Town, Preserve Reach Tax Appeal Settlement
By Cynthia Drummond for BRVCA
July 11th 2025
RICHMOND – The Town of Richmond and the Preserve at Boulder Hills have reached a mediated agreement on the Preserve’s multiple property tax appeals.
The Preserve itself, and a group of owners of homes on the property, will receive a 12% reduction in their property tax assessments. The assessment reductions will be limited to $500,000 per property.
The “judgment of agreement,” issued earlier this week by Rhode Island Superior Court Justice Richard Licht, also includes a 10% reduction in the assessments of commercial properties on the site.
The reduction will apply only to the property assessment and will not include Preserve membership fees. Owners of both commercial and residential properties will be required to submit affidavits attesting that the purchase price does not include the membership fees.
“With respect to future property owners of real property within the Preserve Resorts District (the ‘Preserve’), whether they be residential owners or commercial owners, the owner
shall execute, at the time the applicable deed is recorded, a sworn affidavit setting forth what portion of the purchase price is attributable to membership fees,” the judgment states.
Tiny Homes
The settlement also addresses the assessments of tiny homes on the property.
“It is further agreed, and it is so ordered, that the so-called ‘tiny homes’ that are constructed of prefabricated material shall not be subject to taxation by the Town of Richmond provided they are a) readily moveable and transportable and b) that they have been assigned a bona fide license plate by a state agency charged with the authority to issue such plates,” the document reads.
Tiny homes with accessory buildings such as garages will receive the 12% reduction in the assessment of the garage or other accessory building.
The Cost to Richmond
The settlement is the result of months of mediation that began in the Fall of 2024, before the election of the new Town Council.
The Preserve and homeowners had contested property tax assessments dating back to 2021. To avoid costly litigation, the parties agreed to mediation, with attorney James Marusak representing the town and John Tarantino and Nicole Benjamin representing the Preserve and the homeowners.
Former Rhode Island Supreme Court Justice Francis X. Flaherty was the mediator.
Council members did not take part in the mediation sessions, but were briefed in Executive Committee meetings, the minutes of which are not public.

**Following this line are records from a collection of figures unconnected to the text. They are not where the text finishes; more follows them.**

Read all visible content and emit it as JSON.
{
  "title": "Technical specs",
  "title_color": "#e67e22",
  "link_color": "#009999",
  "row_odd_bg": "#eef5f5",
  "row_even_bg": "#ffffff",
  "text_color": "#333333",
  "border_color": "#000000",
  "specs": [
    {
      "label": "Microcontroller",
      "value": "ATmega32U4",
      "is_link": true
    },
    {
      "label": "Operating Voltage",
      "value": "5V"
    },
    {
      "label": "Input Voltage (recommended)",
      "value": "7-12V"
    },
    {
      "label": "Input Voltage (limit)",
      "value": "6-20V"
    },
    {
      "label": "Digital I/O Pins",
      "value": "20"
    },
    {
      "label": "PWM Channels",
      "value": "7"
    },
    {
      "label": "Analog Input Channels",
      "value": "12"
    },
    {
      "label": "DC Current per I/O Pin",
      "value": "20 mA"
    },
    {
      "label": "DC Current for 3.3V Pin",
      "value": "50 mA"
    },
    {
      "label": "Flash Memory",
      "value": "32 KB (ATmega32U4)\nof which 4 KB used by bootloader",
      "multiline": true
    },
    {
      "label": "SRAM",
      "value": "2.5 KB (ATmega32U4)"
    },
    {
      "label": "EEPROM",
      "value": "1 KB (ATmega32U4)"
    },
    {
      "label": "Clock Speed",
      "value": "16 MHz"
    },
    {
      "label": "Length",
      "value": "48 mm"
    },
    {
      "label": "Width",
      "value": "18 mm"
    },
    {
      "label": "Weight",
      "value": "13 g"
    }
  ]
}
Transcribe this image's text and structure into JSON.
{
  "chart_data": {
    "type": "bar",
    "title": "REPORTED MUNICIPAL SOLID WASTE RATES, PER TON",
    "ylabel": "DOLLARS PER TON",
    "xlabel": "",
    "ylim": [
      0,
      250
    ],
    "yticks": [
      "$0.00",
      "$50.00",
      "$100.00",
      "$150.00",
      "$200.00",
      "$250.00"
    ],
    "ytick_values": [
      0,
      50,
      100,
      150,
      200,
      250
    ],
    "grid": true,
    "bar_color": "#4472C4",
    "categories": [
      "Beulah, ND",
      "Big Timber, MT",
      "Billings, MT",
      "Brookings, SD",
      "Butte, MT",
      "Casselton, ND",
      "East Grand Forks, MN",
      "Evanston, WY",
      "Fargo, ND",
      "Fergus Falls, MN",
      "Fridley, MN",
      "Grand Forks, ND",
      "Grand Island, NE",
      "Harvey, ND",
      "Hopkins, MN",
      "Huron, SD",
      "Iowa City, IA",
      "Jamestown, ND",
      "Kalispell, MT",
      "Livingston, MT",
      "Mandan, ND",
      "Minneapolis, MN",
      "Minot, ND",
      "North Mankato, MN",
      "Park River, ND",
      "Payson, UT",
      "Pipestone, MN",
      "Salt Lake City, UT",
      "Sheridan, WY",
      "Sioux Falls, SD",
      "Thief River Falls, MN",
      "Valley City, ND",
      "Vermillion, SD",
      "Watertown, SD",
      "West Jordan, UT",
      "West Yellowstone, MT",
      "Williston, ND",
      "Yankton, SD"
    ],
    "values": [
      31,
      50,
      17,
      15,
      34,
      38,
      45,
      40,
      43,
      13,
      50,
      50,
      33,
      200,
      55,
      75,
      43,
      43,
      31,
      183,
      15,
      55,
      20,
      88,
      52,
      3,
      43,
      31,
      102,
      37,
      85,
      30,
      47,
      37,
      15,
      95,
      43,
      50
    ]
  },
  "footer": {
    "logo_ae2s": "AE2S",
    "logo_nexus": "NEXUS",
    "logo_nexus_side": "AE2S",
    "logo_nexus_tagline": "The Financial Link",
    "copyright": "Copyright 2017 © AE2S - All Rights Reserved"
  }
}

An Access to Public Records Act request to the town for the fees paid by the town to attorneys since the first appeal of assessments in 2021 revealed that the total cost to Richmond since the first tax appeals were filed has been high: $269,838.11.
Having spent so much on legal fees, and with no guarantee that the town would have prevailed if the case went to court, council members said they felt that agreeing to the settlement was in the best interest of the town.
Council President Samantha Wilcox said the settlement was a fair one for Richmond.
“I think it’s the way to go,” she said. “There were differing opinions on items like the tiny homes. What would those be categorized as? Also, the membership fees being rolled into the deed, which affects the assessment. We have now a clear path forward where an affidavit will be signed by the owner of the property. … Another great point for the town is that we will not have to pay back prior years. It gives us a path going forward.”
Council Vice President Mark Reynolds, an attorney, is the former Chair of the town’s Tax Assessment Review Board, and therefore, well acquainted with the case.
“The assessments will be reduced by 12% and then, going forward, future assessments will be based upon that reduced number,” he said. “So, whether it works out to be 12% forever, or whether it ends up washing out at some point, who knows? I am satisfied. We had spent a lot of money in attorneys’ fees on these cases. We would have spent a lot more if we’d continued with the litigation, and so, from a dollars and cents standpoint, this makes sense for the town and it eliminates what could have been a bad result, if things didn’t go our way.”
No Preserve Appeals for Nine Years
The judgment concludes with a clause that prohibits the Preserve from disputing tax assessments for nine years.
“The Preserve, and the owners of property therein, shall not seek and hereby waive the right to seek any future tax stabilization plan or agreement for a period of nine (9) years from the date of this agreement with respect to existing properties,” it states. “Notwithstanding the foregoing, however, nothing in this agreed order shall prevent any individual taxpayer from challenging a future assessment on any individual property in any future tax year.”
The settlement came into effect on July 1, 2025.